India’s export engine gives companies like Econovus a second tailwind. Government-backed trade data shows India’s engineering exports hit a record $122.43 billion in FY26 and accounted for nearly 28% of merchandise exports. More engines, axles, battery packs, solar equipment, and industrial assemblies moving across borders means more demand for packaging that survives transport, meets compliance rules, and wastes less space in containers.

There’s also a category shift happening inside manufacturing itself. Returnable packaging is getting more serious as OEMs chase lower damage rates, cleaner reverse logistics, and less dependence on wood-based formats that create waste and compliance headaches. That doesn’t mean every incumbent supplier disappears.

What to watch after Econovus Packaging funding

Econovus Packaging has raised enough to prove whether this can become a scaled industrial platform or stay a smart niche supplier. The next signals to watch are simple: how fast the Pune plant comes online, whether the design centre helps it win more battery and automotive programs, and how well it expands beyond custom projects into repeatable packaging systems.
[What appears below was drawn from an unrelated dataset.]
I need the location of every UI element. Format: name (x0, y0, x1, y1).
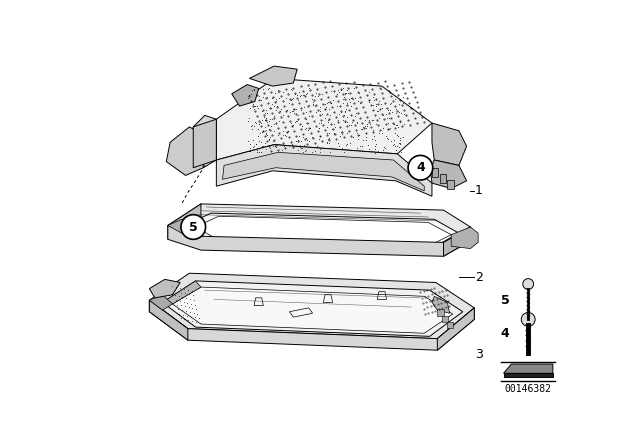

Read how Chemistry Ventures is raising a $500M second fund to back early-stage AI startups with concentrated seed and Series A investments led by experienced venture partners.

FAQ

  • What funding did Econovus Packaging raise? Econovus Packaging raised ₹40 crore in a pre-Series A round announced on July 7, 2026. Rainmatter, Zerodha’s investment arm, led the round, and Rockstud Capital also participated.
  • How does Econovus Packaging work? It works like an engineering-led packaging partner for industrial customers, not a plain packaging vendor. The company uses a 10-step development process that runs from requirement mapping and design through simulation, prototyping, testing, pilot supplies, and production. It also offers returnable systems with asset tracking plus UN3480-certified lithium-ion battery packaging.
  • Who founded Econovus Packaging? Ramesh Prasad founded Econovus Packaging in January 2019 in Pune. His background is in manufacturing and supply chain work, which explains why the company focuses so heavily on packaging efficiency, process discipline, and industrial use cases instead of consumer branding.
  • Is Econovus Packaging in the sustainable packaging market or the manufacturing market? It’s in both. Econovus sits inside sustainable industrial packaging — a corner of manufacturing where packaging design, logistics, export compliance, and material efficiency all matter — and that niche is getting a lift from India’s expanding green packaging demand and record engineering exports.